I’ve missed a few features, I’m sure, but there’s a lot to explore in this app. Be sure to check out the settings, which offers a lot of control over photo and program parameters. And there’s lots of documentations and tutorials on the app’s website.
Other issues: Been looking at this app for a month or more, and the author has done a great job of cleaning up bugs/quirks, and making it work with a wide range of cameras. One minor limitation is that the highest image resolution currently available is 5 megapixels, even on phones that have cameras with greater resolution; that’s a hardware/software limitation. Occasionally, the main screen where you take the photos will shrink to a smaller size, but exiting and re-starting the program fixes that.
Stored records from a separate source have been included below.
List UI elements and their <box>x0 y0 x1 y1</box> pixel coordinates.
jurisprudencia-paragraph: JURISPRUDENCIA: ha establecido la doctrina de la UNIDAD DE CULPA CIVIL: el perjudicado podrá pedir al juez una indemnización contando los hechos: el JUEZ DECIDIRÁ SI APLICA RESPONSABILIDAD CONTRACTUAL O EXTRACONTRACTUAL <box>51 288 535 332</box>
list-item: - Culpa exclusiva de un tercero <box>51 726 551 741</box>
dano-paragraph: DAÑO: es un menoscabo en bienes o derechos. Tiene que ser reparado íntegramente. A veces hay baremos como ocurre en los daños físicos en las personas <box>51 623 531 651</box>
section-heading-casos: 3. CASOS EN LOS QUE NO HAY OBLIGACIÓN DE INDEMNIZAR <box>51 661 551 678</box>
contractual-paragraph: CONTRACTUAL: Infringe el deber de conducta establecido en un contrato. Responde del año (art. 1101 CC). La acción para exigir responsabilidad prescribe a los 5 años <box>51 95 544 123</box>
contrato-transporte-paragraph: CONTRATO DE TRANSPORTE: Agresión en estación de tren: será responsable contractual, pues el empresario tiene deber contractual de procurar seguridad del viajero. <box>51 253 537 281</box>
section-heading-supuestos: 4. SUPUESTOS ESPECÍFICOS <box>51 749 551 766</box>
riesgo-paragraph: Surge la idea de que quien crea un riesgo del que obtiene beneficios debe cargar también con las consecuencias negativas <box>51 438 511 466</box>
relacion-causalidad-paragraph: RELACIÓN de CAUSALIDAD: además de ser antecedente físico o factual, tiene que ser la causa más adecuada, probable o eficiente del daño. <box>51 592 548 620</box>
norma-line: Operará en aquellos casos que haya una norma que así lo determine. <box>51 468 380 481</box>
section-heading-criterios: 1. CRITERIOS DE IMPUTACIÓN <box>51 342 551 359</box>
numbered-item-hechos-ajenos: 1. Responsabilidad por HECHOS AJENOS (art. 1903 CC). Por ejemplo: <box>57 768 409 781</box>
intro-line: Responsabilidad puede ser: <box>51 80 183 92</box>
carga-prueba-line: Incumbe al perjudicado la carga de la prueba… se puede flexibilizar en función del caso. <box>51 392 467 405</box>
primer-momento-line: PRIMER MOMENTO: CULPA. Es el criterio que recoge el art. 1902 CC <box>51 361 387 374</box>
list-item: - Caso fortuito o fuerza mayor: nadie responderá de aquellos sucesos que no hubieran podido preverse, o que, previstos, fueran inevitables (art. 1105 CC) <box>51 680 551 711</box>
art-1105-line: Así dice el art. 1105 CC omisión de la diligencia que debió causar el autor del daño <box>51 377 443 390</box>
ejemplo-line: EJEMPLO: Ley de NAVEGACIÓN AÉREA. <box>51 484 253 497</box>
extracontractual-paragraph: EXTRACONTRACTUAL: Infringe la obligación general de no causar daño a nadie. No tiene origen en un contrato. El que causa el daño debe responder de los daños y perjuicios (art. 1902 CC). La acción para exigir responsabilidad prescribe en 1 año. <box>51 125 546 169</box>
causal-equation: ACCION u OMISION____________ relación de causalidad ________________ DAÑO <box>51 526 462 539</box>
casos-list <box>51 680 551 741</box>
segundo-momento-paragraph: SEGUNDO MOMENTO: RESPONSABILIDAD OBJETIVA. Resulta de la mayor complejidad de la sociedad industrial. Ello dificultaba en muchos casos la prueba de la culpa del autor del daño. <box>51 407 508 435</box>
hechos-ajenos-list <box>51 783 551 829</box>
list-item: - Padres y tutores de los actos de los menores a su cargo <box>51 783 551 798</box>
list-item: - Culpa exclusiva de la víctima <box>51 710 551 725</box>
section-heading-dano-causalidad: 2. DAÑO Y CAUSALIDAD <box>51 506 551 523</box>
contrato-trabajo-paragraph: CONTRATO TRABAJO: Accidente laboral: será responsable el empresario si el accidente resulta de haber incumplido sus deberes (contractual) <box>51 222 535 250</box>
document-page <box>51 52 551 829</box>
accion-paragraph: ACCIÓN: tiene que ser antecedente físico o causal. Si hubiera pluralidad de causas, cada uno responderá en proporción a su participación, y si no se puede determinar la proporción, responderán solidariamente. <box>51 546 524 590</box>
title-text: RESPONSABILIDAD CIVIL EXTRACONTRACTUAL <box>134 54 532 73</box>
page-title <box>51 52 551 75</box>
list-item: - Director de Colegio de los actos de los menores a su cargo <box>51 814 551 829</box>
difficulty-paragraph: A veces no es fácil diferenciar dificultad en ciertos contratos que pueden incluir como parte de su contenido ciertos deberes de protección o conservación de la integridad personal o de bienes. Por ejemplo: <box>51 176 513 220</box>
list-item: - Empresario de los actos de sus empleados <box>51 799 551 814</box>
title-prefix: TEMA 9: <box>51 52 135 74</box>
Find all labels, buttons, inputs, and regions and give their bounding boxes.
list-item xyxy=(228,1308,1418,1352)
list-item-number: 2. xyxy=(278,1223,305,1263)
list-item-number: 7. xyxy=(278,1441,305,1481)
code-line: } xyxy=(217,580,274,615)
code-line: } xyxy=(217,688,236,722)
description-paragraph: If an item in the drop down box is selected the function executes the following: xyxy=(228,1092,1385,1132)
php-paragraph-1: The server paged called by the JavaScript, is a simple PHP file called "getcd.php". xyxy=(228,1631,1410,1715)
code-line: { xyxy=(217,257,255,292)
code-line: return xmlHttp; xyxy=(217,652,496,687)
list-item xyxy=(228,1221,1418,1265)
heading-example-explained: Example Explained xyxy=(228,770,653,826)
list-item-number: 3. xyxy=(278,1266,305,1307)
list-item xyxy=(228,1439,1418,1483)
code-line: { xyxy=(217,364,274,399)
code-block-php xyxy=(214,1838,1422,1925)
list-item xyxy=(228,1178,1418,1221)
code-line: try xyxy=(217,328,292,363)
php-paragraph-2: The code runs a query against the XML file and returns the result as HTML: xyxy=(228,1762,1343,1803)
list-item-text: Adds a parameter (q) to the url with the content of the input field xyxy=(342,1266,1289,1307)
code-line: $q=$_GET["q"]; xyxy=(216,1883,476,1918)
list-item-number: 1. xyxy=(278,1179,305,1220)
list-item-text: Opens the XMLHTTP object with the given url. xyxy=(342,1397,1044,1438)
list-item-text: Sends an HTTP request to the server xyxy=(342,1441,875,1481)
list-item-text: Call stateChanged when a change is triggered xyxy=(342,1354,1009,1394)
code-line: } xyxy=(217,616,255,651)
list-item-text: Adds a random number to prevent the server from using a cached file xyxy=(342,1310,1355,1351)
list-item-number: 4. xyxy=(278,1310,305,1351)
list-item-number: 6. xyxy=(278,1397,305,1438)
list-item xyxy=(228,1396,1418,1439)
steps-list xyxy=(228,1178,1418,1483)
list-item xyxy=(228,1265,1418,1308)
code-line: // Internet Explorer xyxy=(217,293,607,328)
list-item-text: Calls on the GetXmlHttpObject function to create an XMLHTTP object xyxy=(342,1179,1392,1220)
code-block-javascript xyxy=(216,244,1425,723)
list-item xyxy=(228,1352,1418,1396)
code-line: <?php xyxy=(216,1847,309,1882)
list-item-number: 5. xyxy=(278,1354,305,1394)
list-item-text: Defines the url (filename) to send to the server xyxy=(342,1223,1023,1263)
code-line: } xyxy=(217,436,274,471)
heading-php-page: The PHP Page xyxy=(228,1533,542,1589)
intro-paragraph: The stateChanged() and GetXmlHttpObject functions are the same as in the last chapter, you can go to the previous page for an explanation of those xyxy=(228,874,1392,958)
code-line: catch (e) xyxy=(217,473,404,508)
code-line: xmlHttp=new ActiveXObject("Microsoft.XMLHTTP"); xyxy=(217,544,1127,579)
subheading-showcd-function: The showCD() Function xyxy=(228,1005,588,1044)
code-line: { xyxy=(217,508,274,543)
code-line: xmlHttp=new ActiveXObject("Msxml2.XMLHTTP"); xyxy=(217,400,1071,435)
The app was also originally designed on a phone with a trackball; while the author seems to have modified it successfully to work on a touch-screen phone only, you might still run across some functions that don’t work without it (author is working to fix all of these).
Final thoughts: In a market full of apps that duplicate each other, Imageotag is unique and valuable. If you’re interested in georeferencing your photos to the greatest degree possible, this program is virtually indispensable. Highly recommended.